Dyspnoea is a common symptom of asthma. The mechanisms involved in its genesis
are not completely understood but there is evidence which shows that it can
be affected by psychological stressors (Burdon et al.,
1994). In many different studies performed on the efficacy of using pharmaceutics
such as morphine or diazepam, anxiolytic properties of such agents and reduction
of ventilatory drive were introduced as a probable mechanism of their effectiveness
on dyspnoea symptom (Woodcock et al., 1981).
Whatever the mechanism, acute emotional arousal and long-term stress probably have effects on asthma and each probably has different effects depending on stress histories of the individuals involved. Therefore, using psychotherapy or relaxation techniques for treatment of asthmatic patients may be beneficial.
Earlier studies which were designed for demonstration of the efficacy of meditation,
yoga breathing exercises and hypnosis in treatment of asthma symptoms have shown
a reduction in its symptoms but none of them shown any significant changes in
lung function (Manocha, 2003; Cooper
et al., 2003; Lehrer et al., 1997).
In this study the same results were obtained.
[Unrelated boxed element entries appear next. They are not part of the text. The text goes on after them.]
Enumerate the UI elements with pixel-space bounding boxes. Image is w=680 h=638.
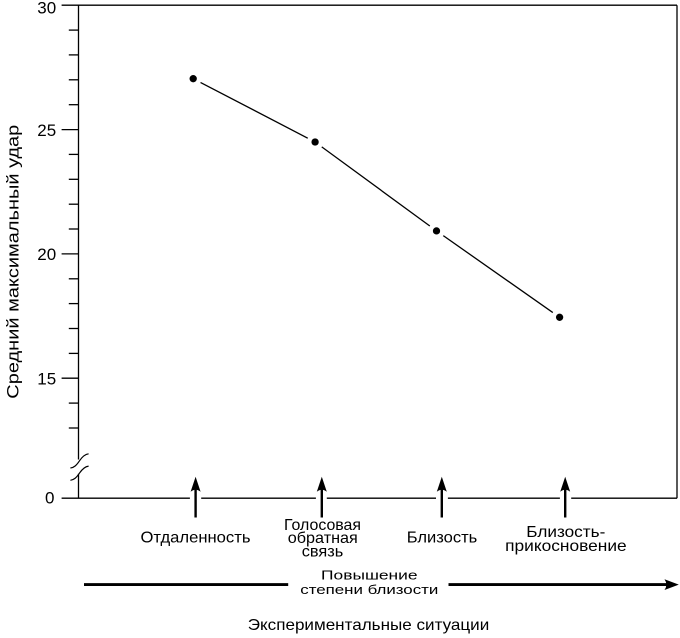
svg-text:связь: связь (302, 543, 344, 560)
svg-text:Повышение: Повышение (321, 567, 418, 582)
svg-text:степени близости: степени близости (300, 582, 438, 597)
svg-text:обратная: обратная (288, 530, 358, 547)
svg-text:Близость-: Близость- (526, 524, 605, 541)
svg-text:15: 15 (37, 370, 56, 389)
svg-text:Отдаленность: Отдаленность (141, 529, 251, 546)
svg-text:Голосовая: Голосовая (284, 517, 361, 534)
svg-text:Близость: Близость (407, 529, 478, 546)
svg-text:25: 25 (37, 121, 56, 140)
svg-text:Средний максимальный удар: Средний максимальный удар (3, 125, 22, 399)
svg-text:0: 0 (45, 489, 54, 508)
svg-text:Экспериментальные ситуации: Экспериментальные ситуации (248, 617, 490, 634)
svg-text:прикосновение: прикосновение (505, 538, 627, 555)
svg-text:30: 30 (37, 0, 56, 17)
svg-text:20: 20 (37, 245, 56, 264)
According to the results of various studies mentioned above, the efficacy of self-hypnosis in reduction of asthma symptoms is discussable from different views.
Firstly, utilizing self-hypnosis may lead to a decrease in the activity of cholinergic neurons innervating the bronchioles or lead to an increase in the activity of adrenergic neurons against bronchial spasm via changes in upper regions of the brain involving in the control of sympathetic fibers innervating respiratory system. These regions according to their neuroanatomic associations with control centers of sympathetic system may reduce the action potential rate of mentioned neurons and lead to bronchodilation.
Secondly, according to this theory that hypnosis may be followed by a kind of conditioning, it is not far from mind to hypothesize that synaptic function and neurotransmission of centers involved in bronchoconstriction, are affected with conditioning.
Thirdly, as a result of hypnosis the activity of inflammatory system via the effects of local or central (brain) factors may be changed.
Finally, self-hypnosis may influence the respiration mechanic in a same process with what mentioned about anxiolytic drugs such as morphine or diazepam.
More studies are required for demonstrating the mechanisms which make the hypnosis as a useful method in reduction of asthma symptoms.
Self-hypnosis is an effective technique for improvement of asthma symptoms, but does not seem to have any significant effect on objective lung function, at least in short periods of time.
This study was supported by the Ferdowsi University Grant No. T/2180-2005. We would like to thank the Iranian Society of Clinical and Experimental Hypnosis and Ghaem Hospital of Mashhad Medical University for their supports and helps. Finally, we are must grateful to the families that participated in this research.